Nokia (NOK) shares are having a moment. The Finnish telecom giant's stock rose in Friday's premarket session, continuing a volatile week that's been anything but boring for investors. The catalyst? A strategic deal that signals Nokia is all-in on the AI supercycle.
Here's the gist: Nokia is selling its Fixed Wireless Access (FWA) business to Inseego Corp. (INSG). In return, Nokia gets an 11% stake in Inseego through stock and warrants, plus an additional $10 million investment. The two companies also plan to collaborate on 6G and wireless edge technologies. It's a classic case of a company streamlining its operations to focus on what it sees as the bigger prize—infrastructure for the AI boom.
Investors seem to like the move. Nokia's stock is pressing into new 52-week-high territory, trading above its prior high of $12.92. At $13.13, it's 28.7% above its 20-day moving average and 70.3% above its 100-day moving average—a spread that screams strong momentum. The relative strength index (RSI) is at 81.54, which is technically overbought, but in a market that's hungry for AI plays, that might not matter much.
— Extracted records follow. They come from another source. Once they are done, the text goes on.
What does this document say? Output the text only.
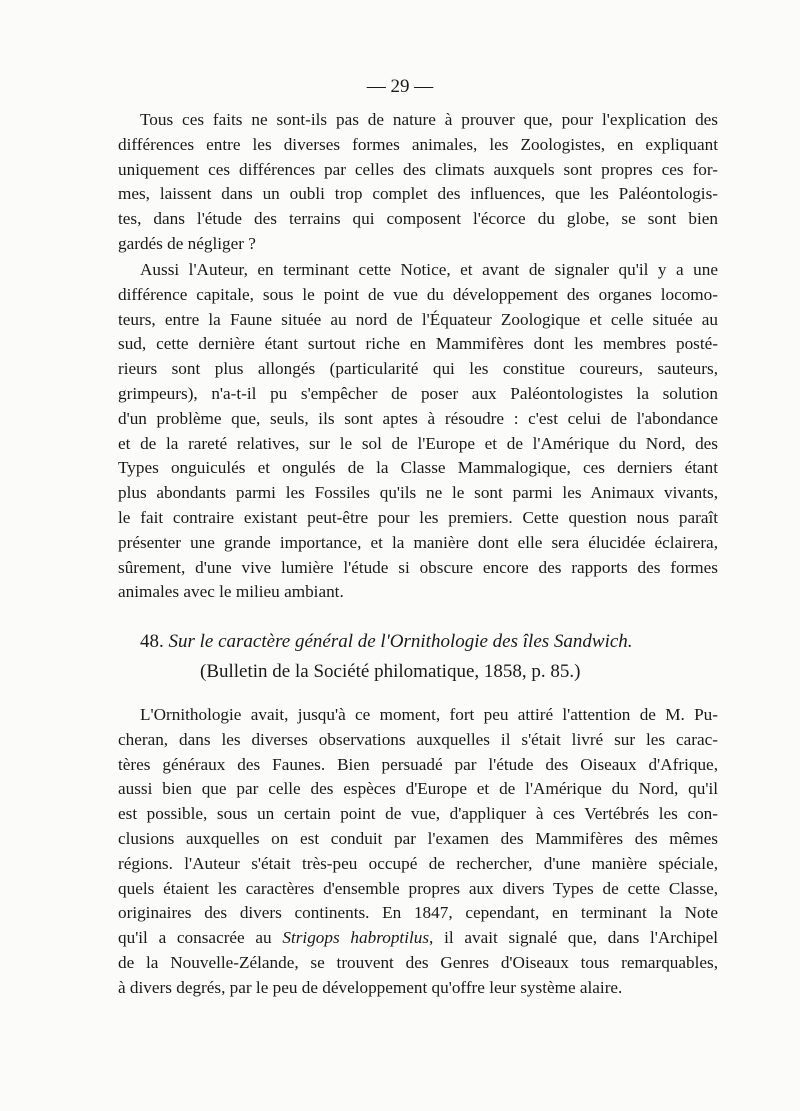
— 29 —

Tous ces faits ne sont-ils pas de nature à prouver que, pour l'explication des
différences entre les diverses formes animales, les Zoologistes, en expliquant
uniquement ces différences par celles des climats auxquels sont propres ces for-
mes, laissent dans un oubli trop complet des influences, que les Paléontologis-
tes, dans l'étude des terrains qui composent l'écorce du globe, se sont bien
gardés de négliger ?

Aussi l'Auteur, en terminant cette Notice, et avant de signaler qu'il y a une
différence capitale, sous le point de vue du développement des organes locomo-
teurs, entre la Faune située au nord de l'Équateur Zoologique et celle située au
sud, cette dernière étant surtout riche en Mammifères dont les membres posté-
rieurs sont plus allongés (particularité qui les constitue coureurs, sauteurs,
grimpeurs), n'a-t-il pu s'empêcher de poser aux Paléontologistes la solution
d'un problème que, seuls, ils sont aptes à résoudre : c'est celui de l'abondance
et de la rareté relatives, sur le sol de l'Europe et de l'Amérique du Nord, des
Types onguiculés et ongulés de la Classe Mammalogique, ces derniers étant
plus abondants parmi les Fossiles qu'ils ne le sont parmi les Animaux vivants,
le fait contraire existant peut-être pour les premiers. Cette question nous paraît
présenter une grande importance, et la manière dont elle sera élucidée éclairera,
sûrement, d'une vive lumière l'étude si obscure encore des rapports des formes
animales avec le milieu ambiant.

48. Sur le caractère général de l'Ornithologie des îles Sandwich.
(Bulletin de la Société philomatique, 1858, p. 85.)

L'Ornithologie avait, jusqu'à ce moment, fort peu attiré l'attention de M. Pu-
cheran, dans les diverses observations auxquelles il s'était livré sur les carac-
tères généraux des Faunes. Bien persuadé par l'étude des Oiseaux d'Afrique,
aussi bien que par celle des espèces d'Europe et de l'Amérique du Nord, qu'il
est possible, sous un certain point de vue, d'appliquer à ces Vertébrés les con-
clusions auxquelles on est conduit par l'examen des Mammifères des mêmes
régions. l'Auteur s'était très-peu occupé de rechercher, d'une manière spéciale,
quels étaient les caractères d'ensemble propres aux divers Types de cette Classe,
originaires des divers continents. En 1847, cependant, en terminant la Note
qu'il a consacrée au Strigops habroptilus, il avait signalé que, dans l'Archipel
de la Nouvelle-Zélande, se trouvent des Genres d'Oiseaux tous remarquables,
à divers degrés, par le peu de développement qu'offre leur système alaire.
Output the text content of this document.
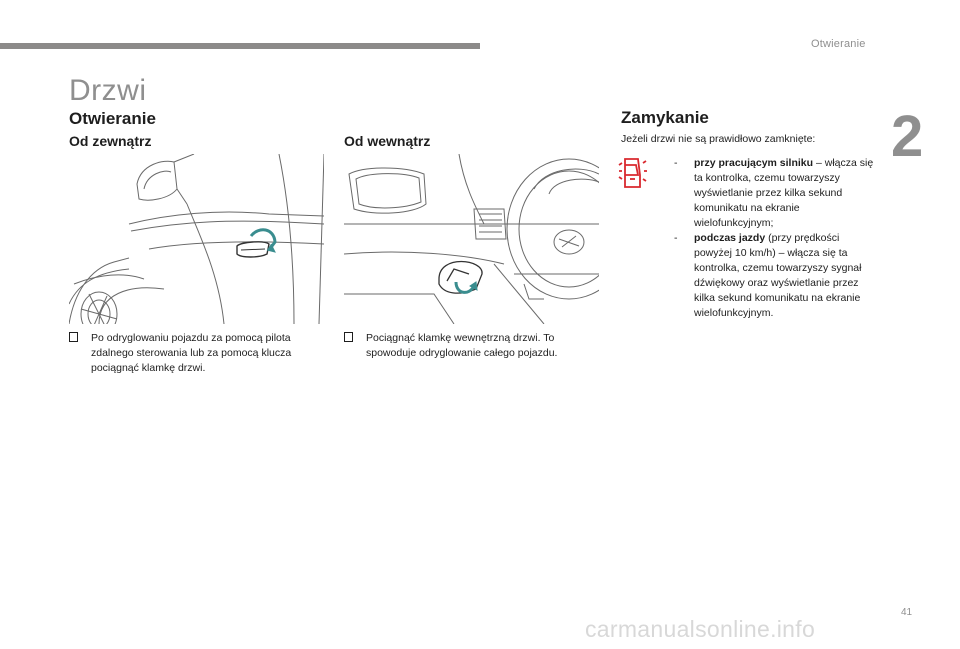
Otwieranie
2
Drzwi
Otwieranie
Od zewnątrz	Od wewnątrz
Po odryglowaniu pojazdu za pomocą pilota zdalnego sterowania lub za pomocą klucza pociągnąć klamkę drzwi.
Pociągnąć klamkę wewnętrzną drzwi. To spowoduje odryglowanie całego pojazdu.
Zamykanie
Jeżeli drzwi nie są prawidłowo zamknięte:
-	przy pracującym silniku – włącza się ta kontrolka, czemu towarzyszy wyświetlanie przez kilka sekund komunikatu na ekranie wielofunkcyjnym;
-	podczas jazdy (przy prędkości powyżej 10 km/h) – włącza się ta kontrolka, czemu towarzyszy sygnał dźwiękowy oraz wyświetlanie przez kilka sekund komunikatu na ekranie wielofunkcyjnym.
41
carmanualsonline.info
Nokia's recent earnings added some fuel to the fire. Net sales hit $5.26 billion, up 4% year-over-year, driven by a 6% increase in Network Infrastructure from Optical Networks. Earnings per share grew 67% year-on-year to 6 cents, even though some estimates were missed. The company maintained its 2026 operating profit outlook of $2.34 billion to $2.93 billion, with the FWA deal expected to close in the fourth quarter.
Over the past 12 months, Nokia stock has surged 158.72%. Year-to-date, it's up roughly 102%, compared to the S&P 500's 4.8% gain. In premarket trading Friday, shares were up 2.99% at $13.29. Key resistance sits at $13.00, with support at $10.50.
The big picture? Nokia is betting that the AI supercycle will require massive network upgrades, and it wants to be the company providing the pipes. By shedding its FWA business, it's simplifying its model and doubling down on that bet. Whether it pays off remains to be seen, but for now, the market is cheering the strategy.